Reginald Fairfax Wells

Words by:
William Gregory MRICS, Golding Young and Mawer Auctioneers
Featured in:
February 2015

A collection of over 40 pieces of pottery by Reginald Fairfax Wells sold for £4,000 at auction in Lincoln recently.
The sale at Golding Young & Mawer highlighted the life and work of the talented sculptor, who is considered to be one of the first truly independent studio potters.

Reginald Fairfax Wells was born in Rio de Janeiro, Brazil in 1877. In the 1890s he studied at the South Kensington School of Art, part of the Royal Collage of Art, and specialised in studio pottery at Camberwell School of Arts and Crafts. By 1910 Wells was producing studio style pottery and stonewares from Wrotham in Kent, where there had been potteries since the seventeenth century.
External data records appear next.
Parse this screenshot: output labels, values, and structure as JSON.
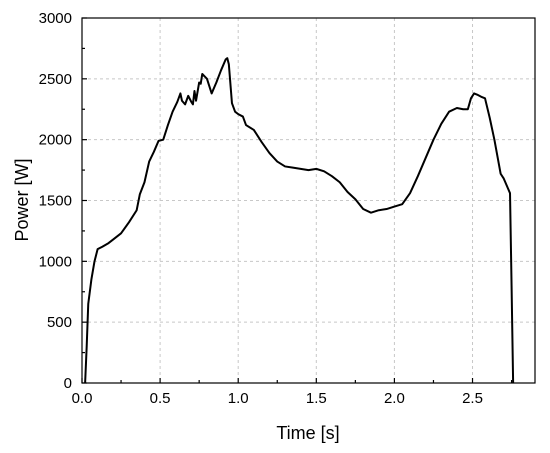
{
  "chart_data": {
    "type": "line",
    "xlabel": "Time [s]",
    "ylabel": "Power [W]",
    "xlim": [
      0.0,
      2.9
    ],
    "ylim": [
      0,
      3000
    ],
    "xticks": [
      0.0,
      0.5,
      1.0,
      1.5,
      2.0,
      2.5
    ],
    "xtick_labels": [
      "0.0",
      "0.5",
      "1.0",
      "1.5",
      "2.0",
      "2.5"
    ],
    "yticks": [
      0,
      500,
      1000,
      1500,
      2000,
      2500,
      3000
    ],
    "ytick_labels": [
      "0",
      "500",
      "1000",
      "1500",
      "2000",
      "2500",
      "3000"
    ],
    "grid": true,
    "series": [
      {
        "color": "#000000",
        "x": [
          0.02,
          0.03,
          0.04,
          0.06,
          0.08,
          0.1,
          0.13,
          0.17,
          0.2,
          0.25,
          0.3,
          0.35,
          0.37,
          0.4,
          0.43,
          0.46,
          0.49,
          0.52,
          0.55,
          0.58,
          0.61,
          0.63,
          0.64,
          0.66,
          0.68,
          0.7,
          0.71,
          0.72,
          0.73,
          0.75,
          0.76,
          0.77,
          0.8,
          0.83,
          0.86,
          0.89,
          0.92,
          0.93,
          0.94,
          0.96,
          0.98,
          1.0,
          1.03,
          1.05,
          1.1,
          1.15,
          1.2,
          1.25,
          1.3,
          1.35,
          1.4,
          1.45,
          1.5,
          1.55,
          1.6,
          1.65,
          1.7,
          1.75,
          1.8,
          1.85,
          1.9,
          1.95,
          2.0,
          2.05,
          2.1,
          2.15,
          2.2,
          2.25,
          2.3,
          2.35,
          2.4,
          2.44,
          2.47,
          2.49,
          2.51,
          2.53,
          2.56,
          2.58,
          2.61,
          2.64,
          2.68,
          2.7,
          2.72,
          2.74,
          2.75,
          2.76
        ],
        "y": [
          0,
          300,
          650,
          850,
          1000,
          1100,
          1120,
          1150,
          1180,
          1230,
          1320,
          1420,
          1550,
          1650,
          1820,
          1900,
          1990,
          2000,
          2120,
          2230,
          2310,
          2380,
          2320,
          2290,
          2360,
          2310,
          2290,
          2400,
          2320,
          2470,
          2460,
          2540,
          2500,
          2380,
          2470,
          2570,
          2660,
          2670,
          2620,
          2300,
          2230,
          2210,
          2190,
          2120,
          2080,
          1980,
          1890,
          1820,
          1780,
          1770,
          1760,
          1750,
          1760,
          1740,
          1700,
          1650,
          1570,
          1510,
          1430,
          1400,
          1420,
          1430,
          1450,
          1470,
          1560,
          1700,
          1850,
          2000,
          2130,
          2230,
          2260,
          2250,
          2250,
          2340,
          2380,
          2370,
          2350,
          2340,
          2180,
          2000,
          1720,
          1680,
          1620,
          1560,
          800,
          0
        ]
      }
    ]
  }
}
Wells’s interest lay in English slipwares and Chinese stonewares. At twenty-three, he set up his own art pottery nearby at Coldrum and around 1909 he moved Coldrum Pottery to Chelsea, where he continued until the outbreak of the First World War.
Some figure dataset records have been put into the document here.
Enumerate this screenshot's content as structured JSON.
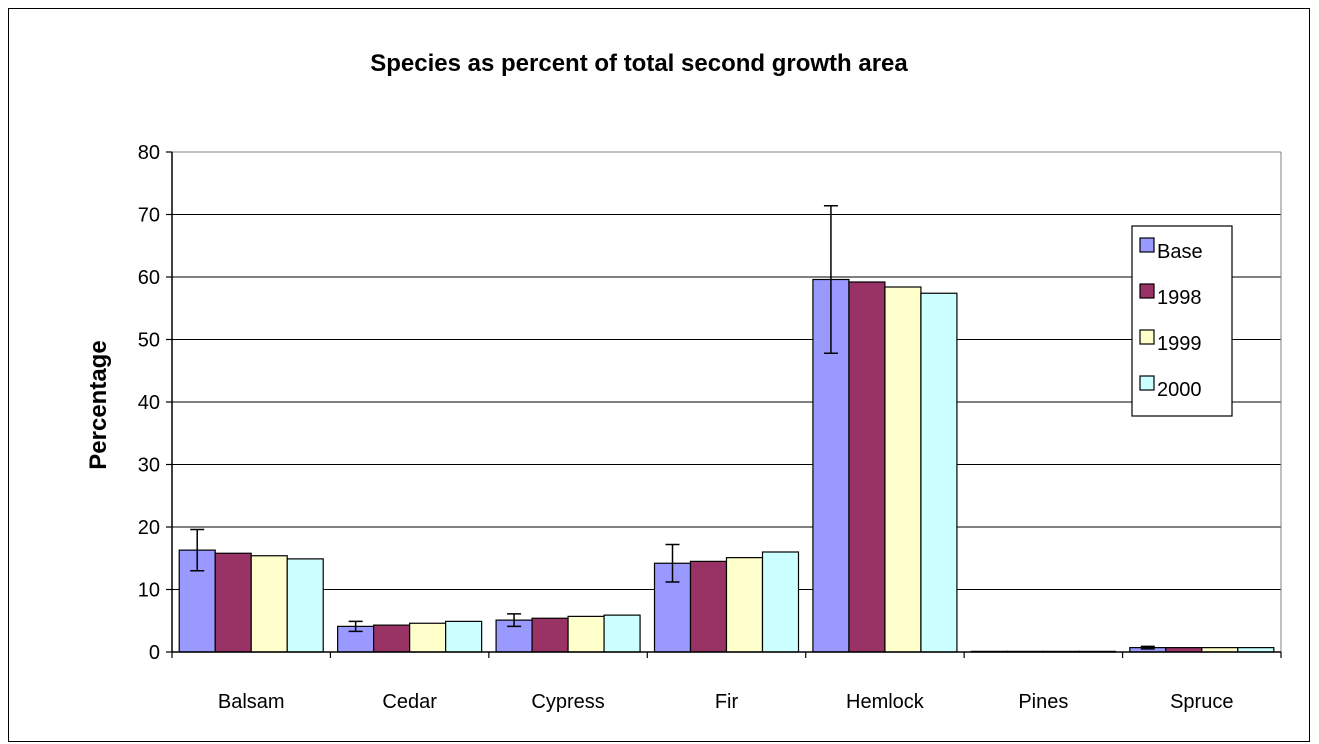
{
  "chart_data": {
    "type": "bar",
    "title": "Species as percent of total second growth area",
    "xlabel": "",
    "ylabel": "Percentage",
    "ylim": [
      0,
      80
    ],
    "yticks": [
      0,
      10,
      20,
      30,
      40,
      50,
      60,
      70,
      80
    ],
    "grid": true,
    "legend_position": "right",
    "categories": [
      "Balsam",
      "Cedar",
      "Cypress",
      "Fir",
      "Hemlock",
      "Pines",
      "Spruce"
    ],
    "series": [
      {
        "name": "Base",
        "color": "#9999FF",
        "values": [
          16.3,
          4.1,
          5.1,
          14.2,
          59.6,
          0.1,
          0.7
        ],
        "error": [
          3.3,
          0.8,
          1.0,
          3.0,
          11.8,
          0.0,
          0.2
        ]
      },
      {
        "name": "1998",
        "color": "#993366",
        "values": [
          15.8,
          4.3,
          5.4,
          14.5,
          59.2,
          0.1,
          0.7
        ]
      },
      {
        "name": "1999",
        "color": "#FFFFCC",
        "values": [
          15.4,
          4.6,
          5.7,
          15.1,
          58.4,
          0.1,
          0.7
        ]
      },
      {
        "name": "2000",
        "color": "#CCFFFF",
        "values": [
          14.9,
          4.9,
          5.9,
          16.0,
          57.4,
          0.1,
          0.7
        ]
      }
    ]
  }
}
During the war, Wells set up the Wells Aviation Company, producing aircraft for the First World War. Afterwards he moved his pottery to the Kings Road, renaming it the London Pottery Company. At this time he changed the mark from Coldrum to Soon.

He moved to Storrington in Sussex in 1925 to expand production. It was from this era that the collection which was auctioned was dated from. The works showed great technique and development, which appeals to collectors and attracted a lot of bidders to the auction.

During the 1920s and ’30s, he turned his hand to architecture and went on to purchase fifty acres of Sussex heathland to build 200 ‘Wells Cottages’, an idealistic design of thatched buildings within the tradition of romantic country life, distinctive for their use of local materials.

At the auction held in December last year, over forty pieces of Wells pottery went under the hammer. The highest price achieved was for a stoneware glazed terracotta figure group, which sold for £550 against an estimate of £200 to £300.

A mottled blue, high fired glazed two-handled slab vase made £360, well over its £120 to £150 estimate, whilst a blue and brown mottled glazed stoneware vase with an estimate of £100 to £200 sold for £260.